Many enveloped viruses, such as SARS-CoV-2, also enter the cell through endocytosis. Entry via the endosome guarantees low pH and exposure to proteases which are needed to open the viral capsid and release the genetic material inside. Further, endosomes transport the virus through the cell and ensure that no trace of the virus is left on the surface, which could be a substrate for immune recognition.
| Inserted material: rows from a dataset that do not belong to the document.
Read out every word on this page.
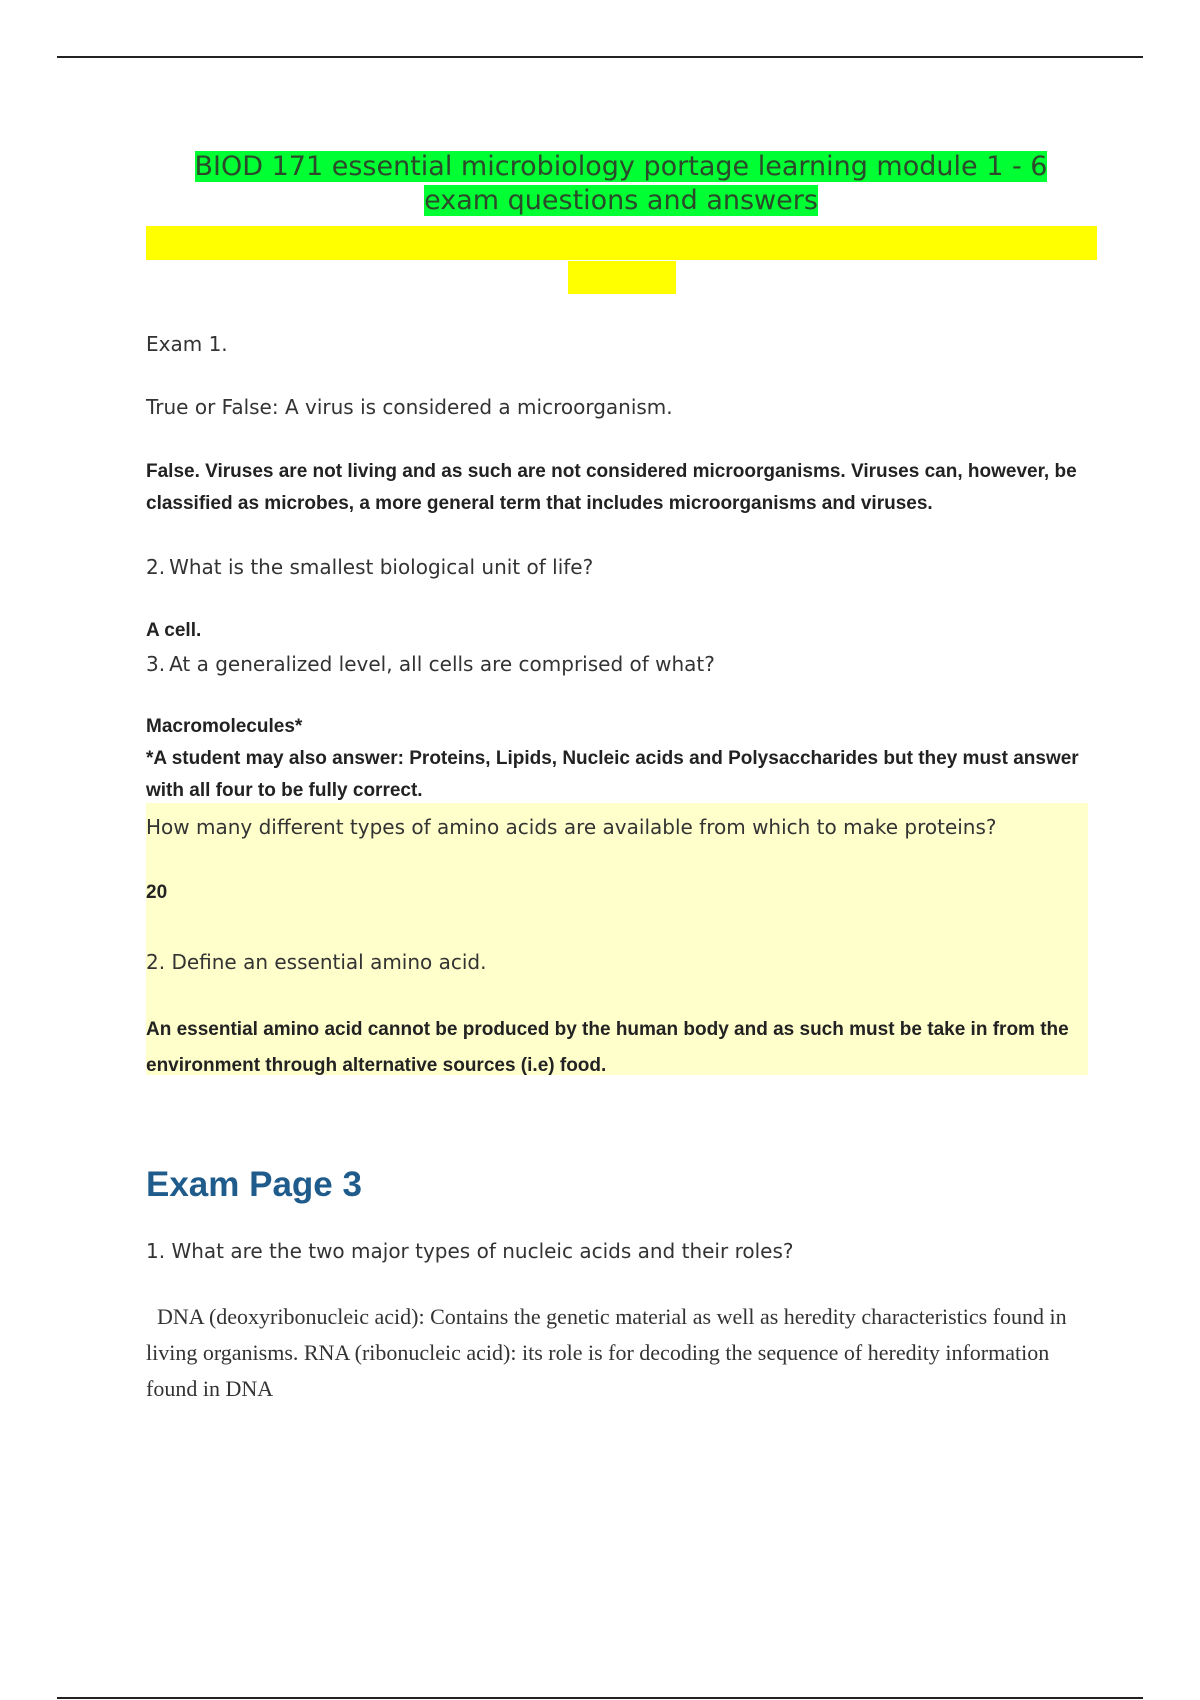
BIOD 171 essential microbiology portage learning module 1 - 6
exam questions and answers

Exam 1.

True or False: A virus is considered a microorganism.

False. Viruses are not living and as such are not considered microorganisms. Viruses can, however, be classified as microbes, a more general term that includes microorganisms and viruses.

2. What is the smallest biological unit of life?

A cell.

3. At a generalized level, all cells are comprised of what?

Macromolecules*

*A student may also answer: Proteins, Lipids, Nucleic acids and Polysaccharides but they must answer with all four to be fully correct.

How many different types of amino acids are available from which to make proteins?

20

2. Define an essential amino acid.

An essential amino acid cannot be produced by the human body and as such must be take in from the environment through alternative sources (i.e) food.

Exam Page 3

1. What are the two major types of nucleic acids and their roles?

 DNA (deoxyribonucleic acid): Contains the genetic material as well as heredity characteristics found in living organisms. RNA (ribonucleic acid): its role is for decoding the sequence of heredity information found in DNA
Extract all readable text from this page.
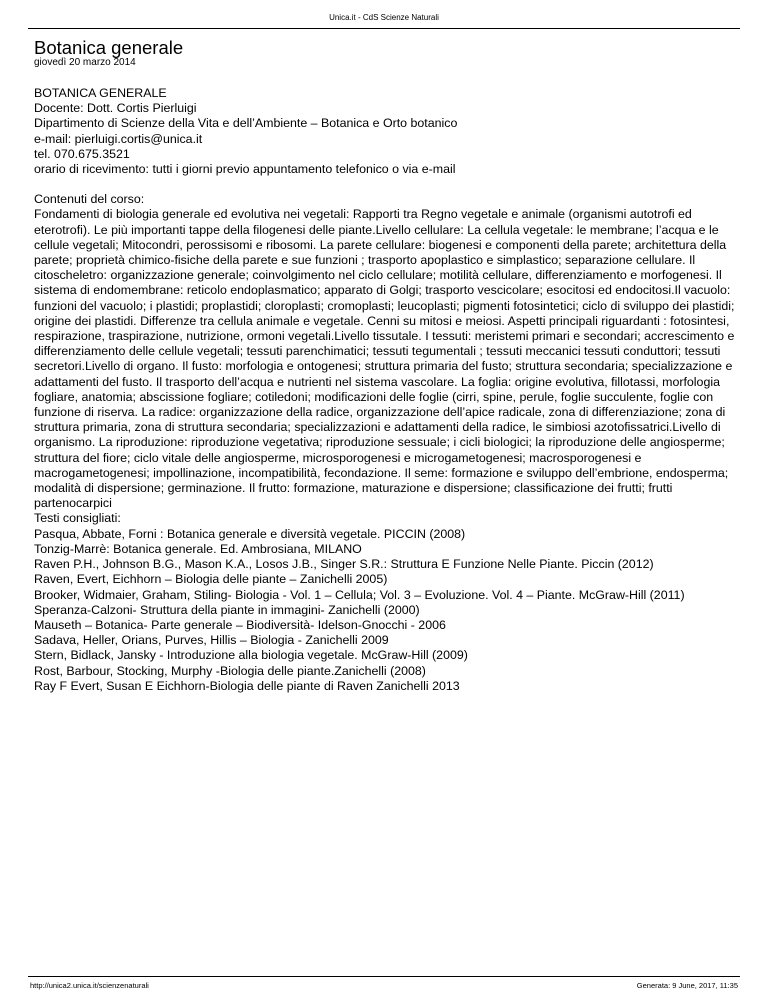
Unica.it - CdS Scienze Naturali
Botanica generale
giovedì 20 marzo 2014
BOTANICA GENERALE
Docente: Dott. Cortis Pierluigi
Dipartimento di Scienze della Vita e dell’Ambiente – Botanica e Orto botanico
e-mail: pierluigi.cortis@unica.it
tel. 070.675.3521
orario di ricevimento: tutti i giorni previo appuntamento telefonico o via e-mail
Contenuti del corso:
Fondamenti di biologia generale ed evolutiva nei vegetali: Rapporti tra Regno vegetale e animale (organismi autotrofi ed eterotrofi). Le più importanti tappe della filogenesi delle piante.Livello cellulare: La cellula vegetale: le membrane; l’acqua e le cellule vegetali; Mitocondri, perossisomi e ribosomi. La parete cellulare: biogenesi e componenti della parete; architettura della parete; proprietà chimico-fisiche della parete e sue funzioni ; trasporto apoplastico e simplastico; separazione cellulare. Il citoscheletro: organizzazione generale; coinvolgimento nel ciclo cellulare; motilità cellulare, differenziamento e morfogenesi. Il sistema di endomembrane: reticolo endoplasmatico; apparato di Golgi; trasporto vescicolare; esocitosi ed endocitosi.Il vacuolo: funzioni del vacuolo; i plastidi; proplastidi; cloroplasti; cromoplasti; leucoplasti; pigmenti fotosintetici; ciclo di sviluppo dei plastidi; origine dei plastidi. Differenze tra cellula animale e vegetale. Cenni su mitosi e meiosi. Aspetti principali riguardanti : fotosintesi, respirazione, traspirazione, nutrizione, ormoni vegetali.Livello tissutale. I tessuti: meristemi primari e secondari; accrescimento e differenziamento delle cellule vegetali; tessuti parenchimatici; tessuti tegumentali ; tessuti meccanici tessuti conduttori; tessuti secretori.Livello di organo. Il fusto: morfologia e ontogenesi; struttura primaria del fusto; struttura secondaria; specializzazione e adattamenti del fusto. Il trasporto dell’acqua e nutrienti nel sistema vascolare. La foglia: origine evolutiva, fillotassi, morfologia fogliare, anatomia; abscissione fogliare; cotiledoni; modificazioni delle foglie (cirri, spine, perule, foglie succulente, foglie con funzione di riserva. La radice: organizzazione della radice, organizzazione dell’apice radicale, zona di differenziazione; zona di struttura primaria, zona di struttura secondaria; specializzazioni e adattamenti della radice, le simbiosi azotofissatrici.Livello di organismo. La riproduzione: riproduzione vegetativa; riproduzione sessuale; i cicli biologici; la riproduzione delle angiosperme; struttura del fiore; ciclo vitale delle angiosperme, microsporogenesi e microgametogenesi; macrosporogenesi e macrogametogenesi; impollinazione, incompatibilità, fecondazione. Il seme: formazione e sviluppo dell’embrione, endosperma; modalità di dispersione; germinazione. Il frutto: formazione, maturazione e dispersione; classificazione dei frutti; frutti partenocarpici
Testi consigliati:
Pasqua, Abbate, Forni : Botanica generale e diversità vegetale. PICCIN (2008)
Tonzig-Marrè: Botanica generale. Ed. Ambrosiana, MILANO
Raven P.H., Johnson B.G., Mason K.A., Losos J.B., Singer S.R.: Struttura E Funzione Nelle Piante. Piccin (2012)
Raven, Evert, Eichhorn – Biologia delle piante – Zanichelli 2005)
Brooker, Widmaier, Graham, Stiling- Biologia - Vol. 1 – Cellula; Vol. 3 – Evoluzione. Vol. 4 – Piante. McGraw-Hill (2011)
Speranza-Calzoni- Struttura della piante in immagini- Zanichelli (2000)
Mauseth – Botanica- Parte generale – Biodiversità- Idelson-Gnocchi - 2006
Sadava, Heller, Orians, Purves, Hillis – Biologia - Zanichelli 2009
Stern, Bidlack, Jansky - Introduzione alla biologia vegetale. McGraw-Hill (2009)
Rost, Barbour, Stocking, Murphy -Biologia delle piante.Zanichelli (2008)
Ray F Evert, Susan E Eichhorn-Biologia delle piante di Raven Zanichelli 2013
http://unica2.unica.it/scienzenaturali	Generata: 9 June, 2017, 11:35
Entry via genetic injection
A third and more specific example, is by simply attaching to the surface of the cell via receptors on the cell, and injecting only its genome into the cell, leaving the rest of the virus on the surface. This is restricted to viruses in which only the genome is required for infection of a cell (for example positive-strand RNA viruses because they can be immediately translated) and further restricted to viruses that actually exhibit this behavior. The best studied example includes the bacteriophages; for example, when the tail fibers of the T2 phage land on a cell, its central sheath pierces the cell membrane and the phage injects DNA from the head capsid directly into the cell.

Aftermath
Once a virus is in a cell, it will activate formation of proteins (either by itself or using the host) to gain full control of the host cell, if it is able to.  Control mechanisms include the suppression of intrinsic cell defenses, suppression of cell signaling and suppression of host cellular transcription and translation.  Often, it is these cytotoxic effects that lead to the death and decline of a cell infected by a virus.

A cell is classified as susceptible to a virus if the virus is able to enter the cell.  After the introduction of the viral particle, unpacking of the contents (viral proteins in the tegument and the viral genome via some form of nucleic acid) occurs as preparation of the next stage of viral infection: viral replication.